Şirket iflaslarının yüzde 13 ile 2013 yılından bu yana en yüksek seviyeyi gördüğü Türkiye ise 2020 yılında iflaslarda artış görülen Polonya, Bulgaristan ve Estonya ile bazı Latin Amerika ülkeleri (Şili, Kolombiya) gibi az sayıdaki ülkelerin arasında yer aldı.

Türkiye’de 2021 yılı içerisinde şirket iflasları aydan aya oldukça değişken seyretti. Yine de 2020 yılındaki 8 bin 871 vakaya kıyasla yılın ilk sekiz ayında 8 bin 180 vaka ile yıllık yüzde 8'lik bir düşüş kaydedildi. 2016 yılından beri aynı dönemde ortalama 8 bin 70 iflas gerçekleştiği göz önüne alındığında, iflasların çoktan pandemi öncesi seviyesine döndüğü görülüyor.

Avrupa, ABD ve Asya’da durum nasıl?

Yeni kısıtlamalar ve politika desteğinin daha sınırlı olması nedeniyle Afrika’da 2021 yılından itibaren iflas seviyelerinin Covid-19 öncesi seviyelerinin üzerine çıkması bekleniyor.
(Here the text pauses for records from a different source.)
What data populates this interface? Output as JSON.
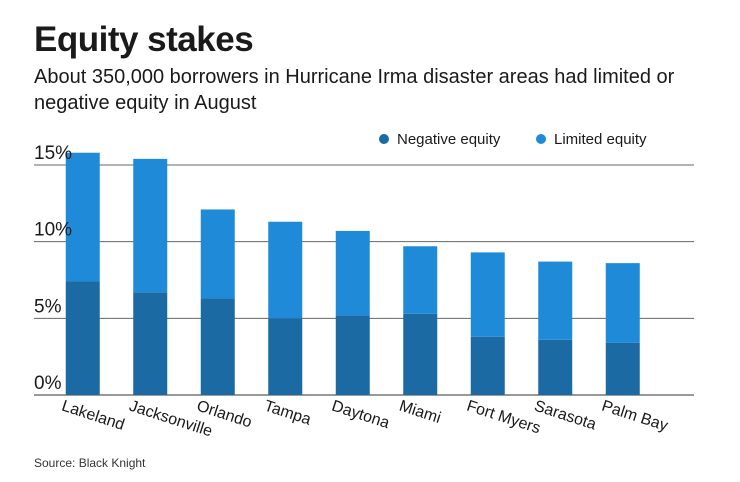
{
  "title": "Equity stakes",
  "subtitle": "About 350,000 borrowers in Hurricane Irma disaster areas had limited or negative equity in August",
  "source": "Source: Black Knight",
  "colors": {
    "negative": "#1b6aa3",
    "limited": "#1f8ad8",
    "grid": "#666666"
  },
  "chart_data": {
    "type": "bar",
    "stacked": true,
    "categories": [
      "Lakeland",
      "Jacksonville",
      "Orlando",
      "Tampa",
      "Daytona",
      "Miami",
      "Fort Myers",
      "Sarasota",
      "Palm Bay"
    ],
    "series": [
      {
        "name": "Negative equity",
        "color": "#1b6aa3",
        "values": [
          7.4,
          6.7,
          6.3,
          5.0,
          5.2,
          5.3,
          3.8,
          3.6,
          3.4
        ]
      },
      {
        "name": "Limited equity",
        "color": "#1f8ad8",
        "values": [
          8.4,
          8.7,
          5.8,
          6.3,
          5.5,
          4.4,
          5.5,
          5.1,
          5.2
        ]
      }
    ],
    "yticks": [
      "0%",
      "5%",
      "10%",
      "15%"
    ],
    "ylim": [
      0,
      15
    ],
    "grid": true,
    "legend_position": "top-right"
  }
}
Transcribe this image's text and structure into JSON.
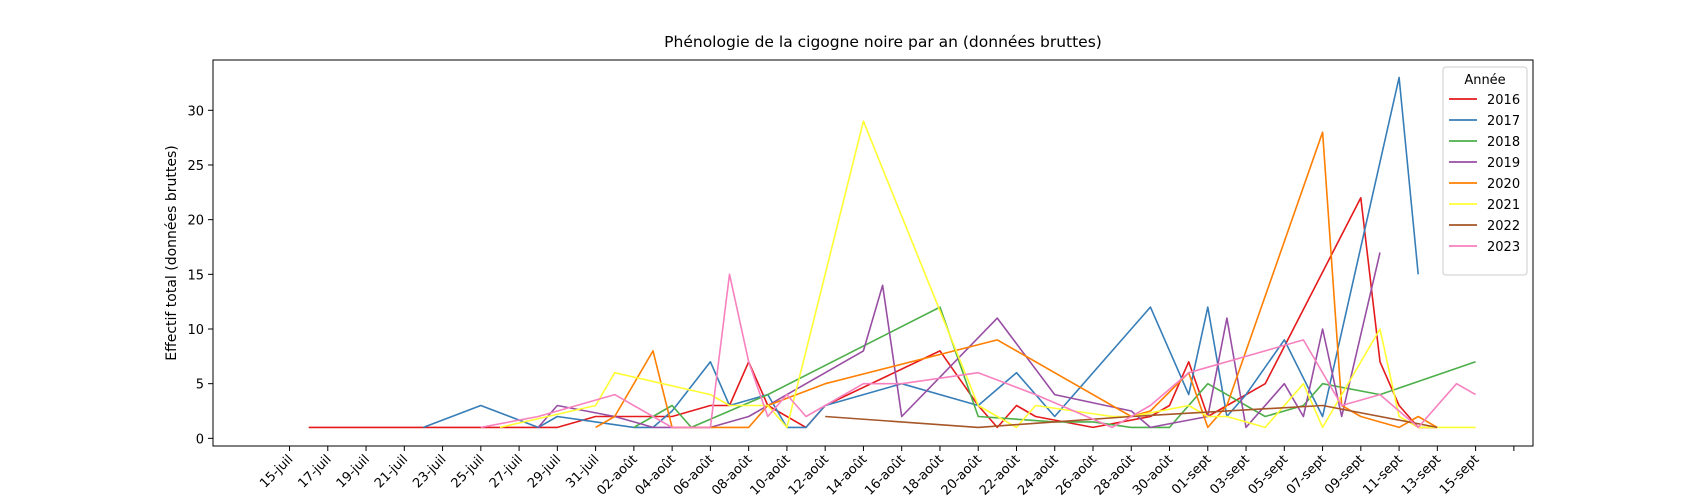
{
  "chart_data": {
    "type": "line",
    "title": "Phénologie de la cigogne noire par an (données bruttes)",
    "xlabel": "",
    "ylabel": "Effectif total (données bruttes)",
    "x_axis": "date (day of year, 2000-series calendar)",
    "xlim": [
      "07-11",
      "09-18"
    ],
    "ylim": [
      -0.7,
      34.6
    ],
    "yticks": [
      0,
      5,
      10,
      15,
      20,
      25,
      30
    ],
    "xticks": [
      {
        "date": "07-15",
        "label": "15-juil"
      },
      {
        "date": "07-17",
        "label": "17-juil"
      },
      {
        "date": "07-19",
        "label": "19-juil"
      },
      {
        "date": "07-21",
        "label": "21-juil"
      },
      {
        "date": "07-23",
        "label": "23-juil"
      },
      {
        "date": "07-25",
        "label": "25-juil"
      },
      {
        "date": "07-27",
        "label": "27-juil"
      },
      {
        "date": "07-29",
        "label": "29-juil"
      },
      {
        "date": "07-31",
        "label": "31-juil"
      },
      {
        "date": "08-02",
        "label": "02-août"
      },
      {
        "date": "08-04",
        "label": "04-août"
      },
      {
        "date": "08-06",
        "label": "06-août"
      },
      {
        "date": "08-08",
        "label": "08-août"
      },
      {
        "date": "08-10",
        "label": "10-août"
      },
      {
        "date": "08-12",
        "label": "12-août"
      },
      {
        "date": "08-14",
        "label": "14-août"
      },
      {
        "date": "08-16",
        "label": "16-août"
      },
      {
        "date": "08-18",
        "label": "18-août"
      },
      {
        "date": "08-20",
        "label": "20-août"
      },
      {
        "date": "08-22",
        "label": "22-août"
      },
      {
        "date": "08-24",
        "label": "24-août"
      },
      {
        "date": "08-26",
        "label": "26-août"
      },
      {
        "date": "08-28",
        "label": "28-août"
      },
      {
        "date": "08-30",
        "label": "30-août"
      },
      {
        "date": "09-01",
        "label": "01-sept"
      },
      {
        "date": "09-03",
        "label": "03-sept"
      },
      {
        "date": "09-05",
        "label": "05-sept"
      },
      {
        "date": "09-07",
        "label": "07-sept"
      },
      {
        "date": "09-09",
        "label": "09-sept"
      },
      {
        "date": "09-11",
        "label": "11-sept"
      },
      {
        "date": "09-13",
        "label": "13-sept"
      },
      {
        "date": "09-15",
        "label": "15-sept"
      }
    ],
    "legend": {
      "title": "Année",
      "position": "top-right"
    },
    "grid": false,
    "series": [
      {
        "name": "2016",
        "color": "#e41a1c",
        "points": [
          [
            "07-16",
            1
          ],
          [
            "07-29",
            1
          ],
          [
            "07-31",
            2
          ],
          [
            "08-04",
            2
          ],
          [
            "08-06",
            3
          ],
          [
            "08-07",
            3
          ],
          [
            "08-08",
            7
          ],
          [
            "08-09",
            3
          ],
          [
            "08-11",
            1
          ],
          [
            "08-12",
            3
          ],
          [
            "08-18",
            8
          ],
          [
            "08-20",
            3
          ],
          [
            "08-21",
            1
          ],
          [
            "08-22",
            3
          ],
          [
            "08-23",
            2
          ],
          [
            "08-26",
            1
          ],
          [
            "08-29",
            2
          ],
          [
            "08-30",
            3
          ],
          [
            "08-31",
            7
          ],
          [
            "09-01",
            2
          ],
          [
            "09-04",
            5
          ],
          [
            "09-09",
            22
          ],
          [
            "09-10",
            7
          ],
          [
            "09-11",
            3
          ],
          [
            "09-12",
            1
          ],
          [
            "09-13",
            1
          ]
        ]
      },
      {
        "name": "2017",
        "color": "#377eb8",
        "points": [
          [
            "07-22",
            1
          ],
          [
            "07-25",
            3
          ],
          [
            "07-28",
            1
          ],
          [
            "07-29",
            2
          ],
          [
            "07-31",
            1.5
          ],
          [
            "08-02",
            1
          ],
          [
            "08-03",
            1
          ],
          [
            "08-04",
            2.5
          ],
          [
            "08-06",
            7
          ],
          [
            "08-07",
            3
          ],
          [
            "08-09",
            4
          ],
          [
            "08-10",
            1
          ],
          [
            "08-11",
            1
          ],
          [
            "08-12",
            3
          ],
          [
            "08-16",
            5
          ],
          [
            "08-20",
            3
          ],
          [
            "08-22",
            6
          ],
          [
            "08-24",
            2
          ],
          [
            "08-29",
            12
          ],
          [
            "08-31",
            4
          ],
          [
            "09-01",
            12
          ],
          [
            "09-02",
            2
          ],
          [
            "09-03",
            4
          ],
          [
            "09-05",
            9
          ],
          [
            "09-07",
            2
          ],
          [
            "09-11",
            33
          ],
          [
            "09-12",
            15
          ]
        ]
      },
      {
        "name": "2018",
        "color": "#4daf4a",
        "points": [
          [
            "08-02",
            1
          ],
          [
            "08-04",
            3
          ],
          [
            "08-05",
            1
          ],
          [
            "08-09",
            4
          ],
          [
            "08-18",
            12
          ],
          [
            "08-20",
            2
          ],
          [
            "08-24",
            1.5
          ],
          [
            "08-26",
            1.5
          ],
          [
            "08-28",
            1
          ],
          [
            "08-30",
            1
          ],
          [
            "09-01",
            5
          ],
          [
            "09-02",
            4
          ],
          [
            "09-04",
            2
          ],
          [
            "09-06",
            3
          ],
          [
            "09-07",
            5
          ],
          [
            "09-10",
            4
          ],
          [
            "09-15",
            7
          ]
        ]
      },
      {
        "name": "2019",
        "color": "#984ea3",
        "points": [
          [
            "07-28",
            1
          ],
          [
            "07-29",
            3
          ],
          [
            "08-01",
            2
          ],
          [
            "08-02",
            1.5
          ],
          [
            "08-03",
            1
          ],
          [
            "08-05",
            1
          ],
          [
            "08-06",
            1
          ],
          [
            "08-08",
            2
          ],
          [
            "08-10",
            4
          ],
          [
            "08-14",
            8
          ],
          [
            "08-15",
            14
          ],
          [
            "08-16",
            2
          ],
          [
            "08-21",
            11
          ],
          [
            "08-24",
            4
          ],
          [
            "08-28",
            2.5
          ],
          [
            "08-29",
            1
          ],
          [
            "09-01",
            2
          ],
          [
            "09-02",
            11
          ],
          [
            "09-03",
            1
          ],
          [
            "09-05",
            5
          ],
          [
            "09-06",
            2
          ],
          [
            "09-07",
            10
          ],
          [
            "09-08",
            2
          ],
          [
            "09-10",
            17
          ]
        ]
      },
      {
        "name": "2020",
        "color": "#ff7f00",
        "points": [
          [
            "07-31",
            1
          ],
          [
            "08-01",
            2
          ],
          [
            "08-03",
            8
          ],
          [
            "08-04",
            1
          ],
          [
            "08-05",
            1
          ],
          [
            "08-07",
            1
          ],
          [
            "08-08",
            1
          ],
          [
            "08-09",
            3
          ],
          [
            "08-12",
            5
          ],
          [
            "08-21",
            9
          ],
          [
            "08-28",
            2
          ],
          [
            "08-29",
            2.5
          ],
          [
            "08-31",
            6
          ],
          [
            "09-01",
            1
          ],
          [
            "09-02",
            3
          ],
          [
            "09-07",
            28
          ],
          [
            "09-08",
            3
          ],
          [
            "09-09",
            2
          ],
          [
            "09-11",
            1
          ],
          [
            "09-12",
            2
          ],
          [
            "09-13",
            1
          ]
        ]
      },
      {
        "name": "2021",
        "color": "#ffff33",
        "points": [
          [
            "07-26",
            1
          ],
          [
            "07-31",
            3
          ],
          [
            "08-01",
            6
          ],
          [
            "08-06",
            4
          ],
          [
            "08-07",
            3
          ],
          [
            "08-09",
            3
          ],
          [
            "08-10",
            1
          ],
          [
            "08-14",
            29
          ],
          [
            "08-20",
            3
          ],
          [
            "08-21",
            2
          ],
          [
            "08-22",
            1
          ],
          [
            "08-23",
            3
          ],
          [
            "08-27",
            2
          ],
          [
            "08-28",
            2
          ],
          [
            "08-31",
            3
          ],
          [
            "09-01",
            2
          ],
          [
            "09-02",
            2
          ],
          [
            "09-04",
            1
          ],
          [
            "09-06",
            5
          ],
          [
            "09-07",
            1
          ],
          [
            "09-10",
            10
          ],
          [
            "09-11",
            2
          ],
          [
            "09-12",
            1
          ],
          [
            "09-15",
            1
          ]
        ]
      },
      {
        "name": "2022",
        "color": "#a65628",
        "points": [
          [
            "08-12",
            2
          ],
          [
            "08-20",
            1
          ],
          [
            "08-24",
            1.5
          ],
          [
            "08-28",
            2
          ],
          [
            "09-07",
            3
          ],
          [
            "09-13",
            1
          ]
        ]
      },
      {
        "name": "2023",
        "color": "#f781bf",
        "points": [
          [
            "07-25",
            1
          ],
          [
            "07-28",
            2
          ],
          [
            "08-01",
            4
          ],
          [
            "08-03",
            2
          ],
          [
            "08-04",
            1
          ],
          [
            "08-05",
            1
          ],
          [
            "08-06",
            1
          ],
          [
            "08-07",
            15
          ],
          [
            "08-08",
            7
          ],
          [
            "08-09",
            2
          ],
          [
            "08-10",
            4
          ],
          [
            "08-11",
            2
          ],
          [
            "08-14",
            5
          ],
          [
            "08-16",
            5
          ],
          [
            "08-20",
            6
          ],
          [
            "08-23",
            4
          ],
          [
            "08-25",
            2.5
          ],
          [
            "08-27",
            1
          ],
          [
            "08-29",
            3
          ],
          [
            "08-31",
            6
          ],
          [
            "09-06",
            9
          ],
          [
            "09-08",
            3
          ],
          [
            "09-10",
            4
          ],
          [
            "09-12",
            1
          ],
          [
            "09-14",
            5
          ],
          [
            "09-15",
            4
          ]
        ]
      }
    ]
  }
}
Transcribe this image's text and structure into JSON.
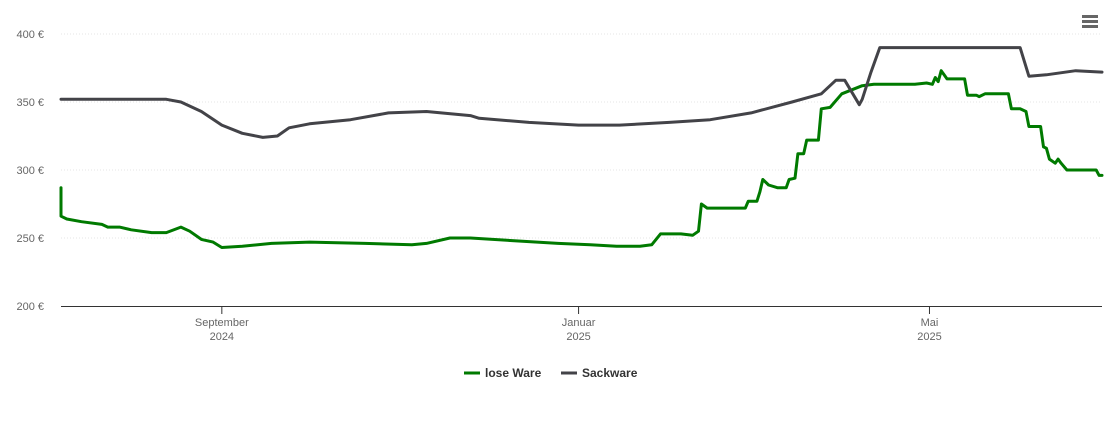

Orta ve Doğu Avrupa’yla Latin Amerika için aynı durum ise 2022 yılında söz konusu olacak.

Batı Avrupa’daysa durum biraz daha karışık gözüküyor. Covid-19’a duyarlı sektörlerin tüm sektörler içinde payının yüksek olduğu İspanya ve İtalya, 2022 yılında iflaslarda eski seviyelere dönüşü büyük oranda tamamlayacak (her iki ülke için iflas rakamları sırasıyla 5 bin 111 ve 10 bin 500). Buna karşılık, büyük destek paketleri ve/veya destek önlemlerinin uzatılması nedeniyle, 16 bin 300 iflas ile Almanya, 37 bin iflasla Fransa, 8 bin 150 iflasla Belçika ve 2 bin 400 iflasla Hollanda'da kriz öncesi seviyelere geri dönüş daha çok zaman alacak.

ABD, 2021 ve 2022 yıllarında düşük kalmaya devam edecek iflas rakamlarıyla belirgin bir istisna olacak. Bunda, büyük devlet desteği ve otuz yılı aşkın süredir görülen en hızlı ekonomik toparlanma rol oynayacak. Pandemiden daha hızlı çıkarak ekonomik olarak daha erken toparlanmaya geçen Asya’da da 2022 yılında, 2019 yılına kıyasla daha az iflas gerçekleşecek.

İflasların görünümünü beş faktör belirleyecek

  • Ekonomik toparlanmanın küresel ivmesi. Bu ivme, destek önlemlerinin kaldırılma hızını ve buna bağlı olarak ticari iflasların normal seviyelerine geri dönme hızını da etkileyecek. Çoğu gelişmiş ekonomi, 2021-2022 ’de iflasları istikrara kavuşturmak için yüzde 1,7'nin üzerindeki gerekli GSYH büyümesini yakalayacak.
  • Şirketlerin nakit kullanım dinamiğini de etkileyeceği için devlet desteklerinin terk edilme hızı,
  • Hâlâ yüksek iflas riski altında olan birçok kırılgan şirket. Özellikle, acil durum önlemleriyle ayakta kalan Covid-19 öncesi 'zombi şirketler' ve krizden kaynaklanan ekstra borçlarla zayıflayan şirketler,
  • Şirketlerin finansal durumlarının bozulması ve bunun borç sürdürülebilirliği sorunlarını arttırması,
  • Yeni şirket sayısındaki artış. Artan işletme sayısı, mekanik olarak iflaslarda da potansiyel bir artış anlamına geliyor. Bu durum, özellikle de pandeminin yarattığı yeni ihtiyaçların karşılanmasına yönelik sektörlerde (örneğin; eve teslim) açılan ancak tutunabilme şansı belirsiz şirketler için geçerli.